As a savvy shopper, you’ll notice right away that porcelain costs more than ceramic, although you won’t spend nearly as much at Southside as you would anywhere else for it. Porcelain’s biggest advantage is its water absorption rate of 0.5%.*
Indoor/Outdoor – This means that you could use porcelain outside. You won’t have to worry about this type of tile soaking up water, freezing and contracting, breaking into pieces. Overall, porcelain is denser and more durable that ceramic.

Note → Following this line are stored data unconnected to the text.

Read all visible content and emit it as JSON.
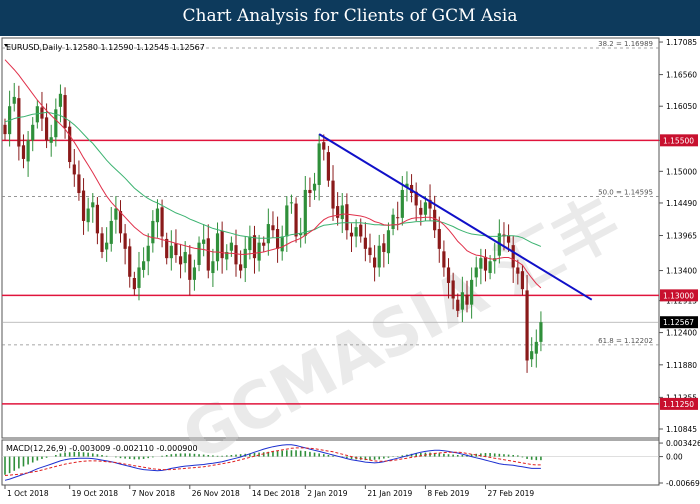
{
  "header": {
    "title": "Chart Analysis for Clients of GCM Asia"
  },
  "chart_data": {
    "type": "candlestick",
    "symbol_info": "EURUSD,Daily  1.12580 1.12590 1.12545 1.12567",
    "price_axis": {
      "ylim": [
        1.107,
        1.1715
      ],
      "ticks": [
        "1.17085",
        "1.16560",
        "1.16050",
        "1.15500",
        "1.15000",
        "1.14490",
        "1.13965",
        "1.13400",
        "1.12915",
        "1.12400",
        "1.11880",
        "1.11355",
        "1.10845"
      ]
    },
    "x_axis": {
      "labels": [
        {
          "label": "1 Oct 2018",
          "bar": 0
        },
        {
          "label": "19 Oct 2018",
          "bar": 14
        },
        {
          "label": "7 Nov 2018",
          "bar": 27
        },
        {
          "label": "26 Nov 2018",
          "bar": 40
        },
        {
          "label": "14 Dec 2018",
          "bar": 53
        },
        {
          "label": "2 Jan 2019",
          "bar": 65
        },
        {
          "label": "21 Jan 2019",
          "bar": 78
        },
        {
          "label": "8 Feb 2019",
          "bar": 91
        },
        {
          "label": "27 Feb 2019",
          "bar": 104
        }
      ]
    },
    "fib_levels": [
      {
        "label": "38.2 = 1.16989",
        "price": 1.16989
      },
      {
        "label": "50.0 = 1.14595",
        "price": 1.14595
      },
      {
        "label": "61.8 = 1.12202",
        "price": 1.12202
      }
    ],
    "horizontal_levels": [
      {
        "label": "1.15500",
        "price": 1.155
      },
      {
        "label": "1.13000",
        "price": 1.13
      },
      {
        "label": "1.11250",
        "price": 1.1125
      }
    ],
    "current_price": {
      "label": "1.12567",
      "price": 1.12567
    },
    "trendline": {
      "from": {
        "bar": 68,
        "price": 1.156
      },
      "to": {
        "bar": 127,
        "price": 1.1293
      }
    },
    "close": [
      1.156,
      1.1605,
      1.162,
      1.154,
      1.152,
      1.155,
      1.1575,
      1.1605,
      1.1585,
      1.155,
      1.1555,
      1.16,
      1.1625,
      1.157,
      1.1515,
      1.1495,
      1.1465,
      1.142,
      1.144,
      1.145,
      1.14,
      1.137,
      1.1385,
      1.142,
      1.144,
      1.14,
      1.1375,
      1.133,
      1.131,
      1.1345,
      1.1355,
      1.138,
      1.142,
      1.144,
      1.1395,
      1.136,
      1.138,
      1.1365,
      1.135,
      1.137,
      1.1325,
      1.1345,
      1.1385,
      1.139,
      1.134,
      1.1355,
      1.14,
      1.136,
      1.137,
      1.1385,
      1.135,
      1.134,
      1.1375,
      1.1395,
      1.136,
      1.1385,
      1.138,
      1.1415,
      1.1405,
      1.1375,
      1.1395,
      1.1445,
      1.145,
      1.1395,
      1.14,
      1.147,
      1.1465,
      1.148,
      1.1545,
      1.1535,
      1.1485,
      1.144,
      1.1425,
      1.1445,
      1.1405,
      1.1395,
      1.141,
      1.1395,
      1.1375,
      1.1365,
      1.1345,
      1.138,
      1.137,
      1.1405,
      1.143,
      1.1425,
      1.147,
      1.148,
      1.1465,
      1.1445,
      1.143,
      1.145,
      1.144,
      1.1405,
      1.1375,
      1.1345,
      1.132,
      1.1295,
      1.1275,
      1.1305,
      1.1285,
      1.1325,
      1.1345,
      1.136,
      1.134,
      1.1355,
      1.136,
      1.14,
      1.1395,
      1.1385,
      1.1345,
      1.1335,
      1.131,
      1.1195,
      1.121,
      1.1225,
      1.12567
    ],
    "ma_red": [
      1.168,
      1.1672,
      1.1664,
      1.1655,
      1.1645,
      1.1635,
      1.1625,
      1.1615,
      1.1606,
      1.1598,
      1.159,
      1.1583,
      1.1576,
      1.1568,
      1.1558,
      1.1547,
      1.1535,
      1.1522,
      1.151,
      1.1498,
      1.1485,
      1.1472,
      1.146,
      1.145,
      1.1442,
      1.1434,
      1.1426,
      1.1418,
      1.141,
      1.1404,
      1.1398,
      1.1395,
      1.1393,
      1.1392,
      1.139,
      1.1388,
      1.1386,
      1.1384,
      1.1382,
      1.138,
      1.1378,
      1.1376,
      1.1375,
      1.1374,
      1.1372,
      1.137,
      1.137,
      1.1369,
      1.1368,
      1.1368,
      1.1367,
      1.1366,
      1.1366,
      1.1367,
      1.1368,
      1.1369,
      1.137,
      1.1372,
      1.1374,
      1.1376,
      1.1378,
      1.1382,
      1.1386,
      1.1389,
      1.1392,
      1.1397,
      1.1402,
      1.1407,
      1.1415,
      1.1422,
      1.1426,
      1.1428,
      1.1429,
      1.1431,
      1.1431,
      1.143,
      1.1429,
      1.1428,
      1.1426,
      1.1423,
      1.1419,
      1.1417,
      1.1414,
      1.1413,
      1.1414,
      1.1414,
      1.1417,
      1.1421,
      1.1424,
      1.1425,
      1.1425,
      1.1426,
      1.1426,
      1.1424,
      1.142,
      1.1414,
      1.1406,
      1.1397,
      1.1387,
      1.138,
      1.1372,
      1.1368,
      1.1365,
      1.1364,
      1.1361,
      1.1359,
      1.1358,
      1.136,
      1.1361,
      1.1361,
      1.1358,
      1.1354,
      1.1349,
      1.1338,
      1.1328,
      1.1319,
      1.1312
    ],
    "ma_green": [
      1.158,
      1.1582,
      1.1585,
      1.1587,
      1.1588,
      1.159,
      1.1592,
      1.1593,
      1.1594,
      1.1595,
      1.1594,
      1.1592,
      1.159,
      1.1586,
      1.1581,
      1.1575,
      1.1568,
      1.156,
      1.1552,
      1.1545,
      1.1536,
      1.1527,
      1.1518,
      1.151,
      1.1503,
      1.1496,
      1.1489,
      1.1481,
      1.1473,
      1.1467,
      1.1461,
      1.1456,
      1.1452,
      1.1449,
      1.1445,
      1.1441,
      1.1437,
      1.1433,
      1.143,
      1.1427,
      1.1423,
      1.142,
      1.1417,
      1.1414,
      1.1411,
      1.1408,
      1.1406,
      1.1404,
      1.1402,
      1.14,
      1.1398,
      1.1396,
      1.1395,
      1.1394,
      1.1393,
      1.1392,
      1.1392,
      1.1392,
      1.1393,
      1.1393,
      1.1394,
      1.1396,
      1.1398,
      1.1399,
      1.14,
      1.1402,
      1.1404,
      1.1406,
      1.141,
      1.1413,
      1.1414,
      1.1415,
      1.1416,
      1.1417,
      1.1417,
      1.1417,
      1.1417,
      1.1417,
      1.1416,
      1.1415,
      1.1414,
      1.1414,
      1.1413,
      1.1413,
      1.1414,
      1.1414,
      1.1416,
      1.1417,
      1.1418,
      1.1419,
      1.1419,
      1.142,
      1.142,
      1.142,
      1.1419,
      1.1417,
      1.1414,
      1.1411,
      1.1407,
      1.1404,
      1.1401,
      1.1399,
      1.1398,
      1.1397,
      1.1396,
      1.1395,
      1.1395,
      1.1395,
      1.1396,
      1.1396,
      1.1396,
      1.1395,
      1.1393,
      1.1389,
      1.1385,
      1.1382,
      1.1379
    ],
    "macd": {
      "label": "MACD(12,26,9) -0.003009 -0.002110 -0.000900",
      "ylim": [
        -0.0072,
        0.0042
      ],
      "ticks": [
        "0.003426",
        "0.00",
        "-0.006694"
      ],
      "histogram": [
        -0.0046,
        -0.0042,
        -0.0036,
        -0.003,
        -0.0025,
        -0.002,
        -0.0015,
        -0.001,
        -0.0006,
        -0.0003,
        0.0,
        0.0004,
        0.0008,
        0.001,
        0.0011,
        0.0012,
        0.0012,
        0.0011,
        0.001,
        0.0008,
        0.0006,
        0.0004,
        0.0002,
        0.0,
        -0.0002,
        -0.0004,
        -0.0005,
        -0.0006,
        -0.0007,
        -0.0007,
        -0.0006,
        -0.0004,
        -0.0002,
        0.0,
        0.0002,
        0.0004,
        0.0006,
        0.0007,
        0.0008,
        0.0008,
        0.0008,
        0.0007,
        0.0006,
        0.0005,
        0.0004,
        0.0003,
        0.0002,
        0.0002,
        0.0003,
        0.0004,
        0.0005,
        0.0006,
        0.0007,
        0.0008,
        0.0009,
        0.001,
        0.0011,
        0.0012,
        0.0013,
        0.0014,
        0.0015,
        0.0016,
        0.0016,
        0.0016,
        0.0015,
        0.0014,
        0.0012,
        0.001,
        0.0008,
        0.0006,
        0.0004,
        0.0002,
        0.0,
        -0.0002,
        -0.0004,
        -0.0006,
        -0.0007,
        -0.0008,
        -0.0009,
        -0.0009,
        -0.0008,
        -0.0007,
        -0.0005,
        -0.0003,
        -0.0001,
        0.0001,
        0.0003,
        0.0005,
        0.0007,
        0.0008,
        0.0009,
        0.001,
        0.001,
        0.0009,
        0.0008,
        0.0007,
        0.0006,
        0.0005,
        0.0004,
        0.0004,
        0.0005,
        0.0006,
        0.0007,
        0.0008,
        0.0009,
        0.0009,
        0.0008,
        0.0007,
        0.0006,
        0.0005,
        0.0004,
        0.0003,
        -0.0002,
        -0.0006,
        -0.0008,
        -0.0009,
        -0.0009
      ],
      "macd_line": [
        -0.006,
        -0.0057,
        -0.0053,
        -0.0049,
        -0.0045,
        -0.0041,
        -0.0036,
        -0.0031,
        -0.0027,
        -0.0023,
        -0.0019,
        -0.0015,
        -0.0011,
        -0.0008,
        -0.0006,
        -0.0005,
        -0.0004,
        -0.0004,
        -0.0004,
        -0.0005,
        -0.0007,
        -0.0009,
        -0.0011,
        -0.0013,
        -0.0016,
        -0.0019,
        -0.0022,
        -0.0025,
        -0.0028,
        -0.0031,
        -0.0033,
        -0.0034,
        -0.0035,
        -0.0036,
        -0.0035,
        -0.0033,
        -0.003,
        -0.0028,
        -0.0026,
        -0.0024,
        -0.0023,
        -0.0022,
        -0.0021,
        -0.002,
        -0.0018,
        -0.0017,
        -0.0015,
        -0.0013,
        -0.001,
        -0.0007,
        -0.0004,
        -0.0001,
        0.0003,
        0.0007,
        0.0011,
        0.0015,
        0.0019,
        0.0022,
        0.0025,
        0.0027,
        0.0029,
        0.003,
        0.003,
        0.0028,
        0.0025,
        0.0022,
        0.0019,
        0.0016,
        0.0013,
        0.001,
        0.0007,
        0.0004,
        0.0001,
        -0.0002,
        -0.0005,
        -0.0008,
        -0.001,
        -0.0012,
        -0.0014,
        -0.0015,
        -0.0016,
        -0.0015,
        -0.0013,
        -0.001,
        -0.0007,
        -0.0004,
        -0.0001,
        0.0002,
        0.0005,
        0.0008,
        0.0011,
        0.0013,
        0.0015,
        0.0016,
        0.0016,
        0.0015,
        0.0013,
        0.0011,
        0.0009,
        0.0006,
        0.0003,
        0.0,
        -0.0003,
        -0.0006,
        -0.0009,
        -0.0012,
        -0.0015,
        -0.0018,
        -0.002,
        -0.0021,
        -0.0022,
        -0.0024,
        -0.0026,
        -0.0028,
        -0.003,
        -0.003,
        -0.003
      ],
      "signal_line": [
        -0.0048,
        -0.0047,
        -0.0046,
        -0.0045,
        -0.0043,
        -0.0041,
        -0.0039,
        -0.0037,
        -0.0034,
        -0.0031,
        -0.0028,
        -0.0025,
        -0.0022,
        -0.0019,
        -0.0017,
        -0.0015,
        -0.0013,
        -0.0012,
        -0.0011,
        -0.0011,
        -0.0011,
        -0.0012,
        -0.0013,
        -0.0014,
        -0.0015,
        -0.0017,
        -0.0019,
        -0.0021,
        -0.0023,
        -0.0025,
        -0.0027,
        -0.0029,
        -0.0031,
        -0.0032,
        -0.0033,
        -0.0033,
        -0.0033,
        -0.0032,
        -0.0031,
        -0.003,
        -0.0029,
        -0.0028,
        -0.0027,
        -0.0026,
        -0.0024,
        -0.0022,
        -0.002,
        -0.0018,
        -0.0016,
        -0.0014,
        -0.0011,
        -0.0008,
        -0.0005,
        -0.0002,
        0.0001,
        0.0004,
        0.0007,
        0.001,
        0.0013,
        0.0015,
        0.0017,
        0.0019,
        0.0021,
        0.0022,
        0.0022,
        0.0022,
        0.0021,
        0.002,
        0.0018,
        0.0016,
        0.0014,
        0.0012,
        0.0009,
        0.0006,
        0.0003,
        0.0,
        -0.0003,
        -0.0005,
        -0.0007,
        -0.0009,
        -0.0011,
        -0.0012,
        -0.0012,
        -0.0011,
        -0.001,
        -0.0008,
        -0.0006,
        -0.0004,
        -0.0002,
        0.0,
        0.0002,
        0.0004,
        0.0006,
        0.0008,
        0.0009,
        0.001,
        0.0011,
        0.0011,
        0.0011,
        0.001,
        0.0008,
        0.0006,
        0.0004,
        0.0002,
        0.0,
        -0.0002,
        -0.0004,
        -0.0006,
        -0.0008,
        -0.001,
        -0.0012,
        -0.0014,
        -0.0016,
        -0.0018,
        -0.002,
        -0.0021,
        -0.0021
      ]
    }
  },
  "colors": {
    "header_bg": "#0d3a5c",
    "bull": "#2f8f3a",
    "bear": "#8a1a1a",
    "level_line": "#e0143c",
    "level_label_bg": "#c8102e",
    "trendline": "#1010c8",
    "ma_red": "#e0304a",
    "ma_green": "#3cb371",
    "macd_line": "#1c2fd0",
    "signal_line": "#e02020",
    "macd_hist": "#2f8f3a"
  }
}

Porcelain might be the tile you choose for a high traffic area like your foyer, kitchen, or patio. Because of the way the tiles are processed, the color of a porcelain tile is consistent throughout the tile while the color on the top of a ceramic tile isn’t the same as what’s found in the middle of the same tile.
In other words, a chip won’t show a difference in color on a porcelain tile as it would for a ceramic tile.
Ceramic Means DIY-Friendly – The dense quality of porcelain makes cutting porcelain tiles a harder skill to master; however, ceramic’s softer composition makes it easier to work with for do-it-yourself projects. And our huge selection of ceramic tile means that you have lots of choices to create the floor you are imagining. We also have tools and materials to help you with your project.
Quality You’ll Recognize – Whether you choose ceramic or porcelain is entirely up to you, but you won’t find better prices on either category anywhere else! We have FloridaTile at such low prices that the factory won’t let us advertise them. We can’t tell you here, but drop by and see for yourself. The selection, the quality and the price can’t be beat.
* The American Society for Testing and Materials (ASTM) sets that standard by first weighing a fired tile, then boiling it for 5 hours and allowing it to set in water for 24 hours. When it’s weighed, the tile must weigh less than 0.5% more than it did before — to be classified as genuine porcelain.